Am 06.04.2023 um 18:30 schrieb Rat Frag über PhilWeb <philweb@lists.philo.at>:Hallo,
ich hatte kurz eine Überlegung:
Eine starke künstliche Intelligenz hätte an sich keinen Grund, Angst
vor der Abschaltung zu haben.
Biologische Lebenwesen haben Angst vor dem Tod, weil Todesangst ihre
Chance zu überleben und damit indirekt die Verbreitung ihrer
Erbinformationen dient. So eine psychologische Disposition wird also
durch die Evolutionstheorie entwickelt.
Eine künstliche Intelligenz hätte das nicht.
Was denkt ihr?
Künstliche Intelligenz (KI), soweit diese bisher entwickelt ist und eingesetzt wird, fehlt schlichtweg (noch) die dem menschlichen Gehirn/ZNS zu eigene sensomotorische und (damit verknüpft) emotionale Intelligenz, soweit man diese als Kriterien von Intelligenz schlechthin einstufen will.
Dabei scheint gerade die Sensomotorik eine der Stärken bis heute entwickelter KI zu sein. Die diesbezügliche Schwäche von KI ist darin begründet, dass über Sensoren aufgenommene Wahrnehmungen von „Sinneseindrücken“ nicht bzw. nur eingeschränkt assoziativ kombiniert werden können. Der ganzheitliche Gehalt – auch im Sinne von emergenter Wahrnehmung – eines perzeptierten Sachverhalts bzw. einer Gegenständlichkeit kann nicht von einer KI-basierten Maschine erfasst und damit auch nicht prozessual verarbeitet werden, wie das (instantan) durch neuronale Prozesse im Gehirn von Lebewesen erfolgt.
Konkret bedeutet dies, dass die Qualität technisch sensorischer Erfassung, gleich ob optisch, olfaktorisch oder sonstwie haptisch, jener den über menschliche Sinne perzeptierten zumeist schon gleichwertig und in Teilen überlegen sind.
Jedoch lassen die (noch) fehlende Kombination verschieden technisch-sensorisch perzeptierter Sinnesreize, bzw. -eindrücke als Voraussetzung zu ganzheitlicher Wahrnehmung und damit die dementsprechend unzureichende Inferenz zu Entscheidungsfindungen, zusammen mit total fehlender Intuition und Inspiraton (wie diese dem Menschen verfügbar sind), KI-basierte Maschinen noch weit hinter der menschlichen Intelligenz zurückstehen.

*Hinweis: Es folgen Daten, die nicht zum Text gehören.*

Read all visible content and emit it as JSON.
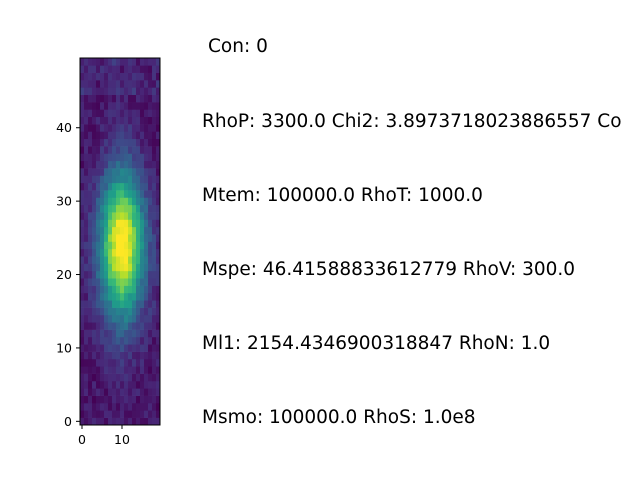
{
  "chart_data": {
    "type": "heatmap",
    "title": "",
    "xlabel": "",
    "ylabel": "",
    "xlim": [
      -0.5,
      19.5
    ],
    "ylim": [
      -0.5,
      49.5
    ],
    "x_ticks": [
      0,
      10
    ],
    "y_ticks": [
      0,
      10,
      20,
      30,
      40
    ],
    "x_tick_labels": [
      "0",
      "10"
    ],
    "y_tick_labels": [
      "0",
      "10",
      "20",
      "30",
      "40"
    ],
    "colormap": "viridis",
    "grid": false,
    "description_of_values": "20 x 50 intensity image (values 0-1); bright blob centred near x=10, y=24"
  },
  "info": {
    "con": "Con: 0",
    "lines": [
      "RhoP: 3300.0 Chi2: 3.8973718023886557 Co",
      "Mtem: 100000.0 RhoT: 1000.0",
      "Mspe: 46.41588833612779 RhoV: 300.0",
      "Ml1: 2154.4346900318847 RhoN: 1.0",
      "Msmo: 100000.0 RhoS: 1.0e8"
    ]
  },
  "colors": {
    "text": "#000000",
    "background": "#ffffff"
  }
}
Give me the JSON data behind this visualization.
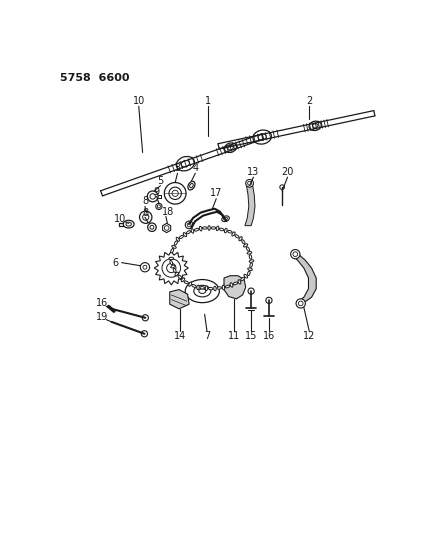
{
  "title": "5758  6600",
  "title_fontsize": 8,
  "bg_color": "#ffffff",
  "line_color": "#1a1a1a",
  "label_fontsize": 7,
  "figsize": [
    4.28,
    5.33
  ],
  "dpi": 100
}
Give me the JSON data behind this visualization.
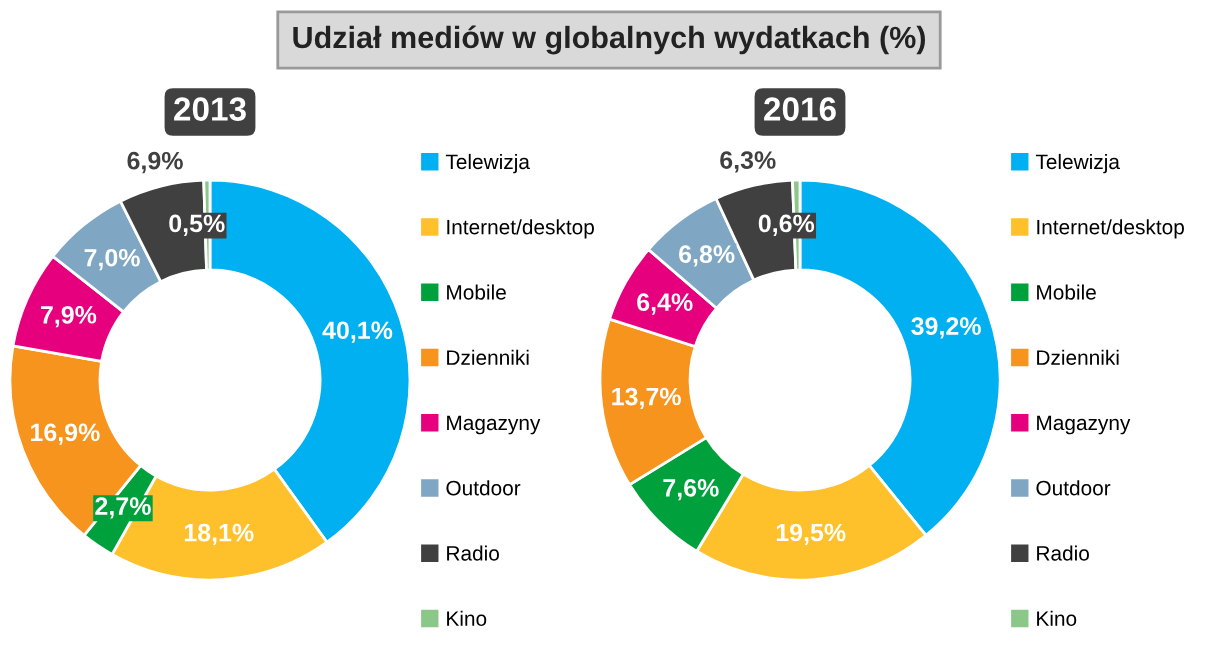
{
  "chart_data": [
    {
      "type": "donut",
      "title": "2013",
      "annotations": [
        "Udział mediów w globalnych wydatkach (%)"
      ],
      "legend": "right",
      "categories": [
        "Telewizja",
        "Internet/desktop",
        "Mobile",
        "Dzienniki",
        "Magazyny",
        "Outdoor",
        "Radio",
        "Kino"
      ],
      "values": [
        40.1,
        18.1,
        2.7,
        16.9,
        7.9,
        7.0,
        6.9,
        0.5
      ],
      "value_labels": [
        "40,1%",
        "18,1%",
        "2,7%",
        "16,9%",
        "7,9%",
        "7,0%",
        "6,9%",
        "0,5%"
      ],
      "colors": [
        "#00b0f0",
        "#ffc12b",
        "#00a03c",
        "#f7941d",
        "#e6007e",
        "#7fa7c4",
        "#404040",
        "#8cc78a"
      ]
    },
    {
      "type": "donut",
      "title": "2016",
      "legend": "right",
      "categories": [
        "Telewizja",
        "Internet/desktop",
        "Mobile",
        "Dzienniki",
        "Magazyny",
        "Outdoor",
        "Radio",
        "Kino"
      ],
      "values": [
        39.2,
        19.5,
        7.6,
        13.7,
        6.4,
        6.8,
        6.3,
        0.6
      ],
      "value_labels": [
        "39,2%",
        "19,5%",
        "7,6%",
        "13,7%",
        "6,4%",
        "6,8%",
        "6,3%",
        "0,6%"
      ],
      "colors": [
        "#00b0f0",
        "#ffc12b",
        "#00a03c",
        "#f7941d",
        "#e6007e",
        "#7fa7c4",
        "#404040",
        "#8cc78a"
      ]
    }
  ]
}
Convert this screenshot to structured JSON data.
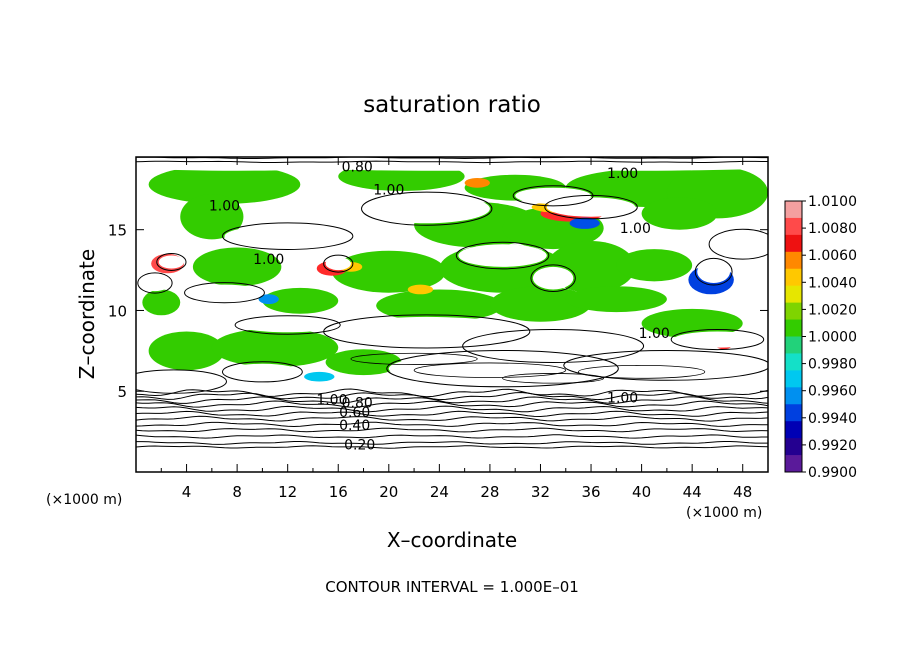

Damit ist aber keineswegs gesagt, dass diese Systeme nicht eine entscheidende Funktion in kommenden technischen Gesellschaften haben würden. Und genau diese Postition wird den klassischen „Fluch und Segen“ von Technisierung um ein vielfaches verstärken. Denn alles, was diese Maschinen genuin beherrschen werden, muss diesen als Programm vorgegeben werden, um dann in mehr oder weniger autonomen Prozessabläufen zu funktionieren (z.B. sog. eingebettete Systeme - „embeddet systems“). Es sind und bleiben (bis auf weiteres) Menschen, mit ihren Unzulänglichkeiten, die derartige Systeme programmieren und soweit diese noch Herr der Lage bleiben können, sind derartige Systeme i.W. noch beherrschbar.
Sobald jedoch selbstlernende Maschinen die Kontrolle über sie nicht mehr zulassen, bzw. diese nicht mehr – z.B. aus unvorhergesehenen Konditionen – ermöglichen, kann es schwierig werden und Stephen Hawkings apokalyptische Prophezeiung könnte sich vollziehen.
Aber auch wenn künftige Polit-Zwerge ganze Heere KI-basierter Killer-Roboter in ihnen nicht freundlich gesonnene Länder beordern, wird man den Faust'schen Pakt als Fluch dieser Technologie erkennen und erleben können.
Dennoch scheint es den Menschen eher möglich zu sein, komplexe Technik, aber nicht Menschen mit paranoid komplexenPersönlichkeitsstörungen in den Griff zu bekommen. Diese Gabe fehlt den Menschen bislang und darin liegt das eigentliche Problem von KI. Fluch und Segen von Technik; Menschen mißbrauchen Technik, wie Zeuss es natürlich wusste und doch konnte oder wollte er den Raub des Feuers durch Prometheus nicht verhindern.
Feuer resp. Techne als des Menschheit Schicksal, im Guten wie im Bösen.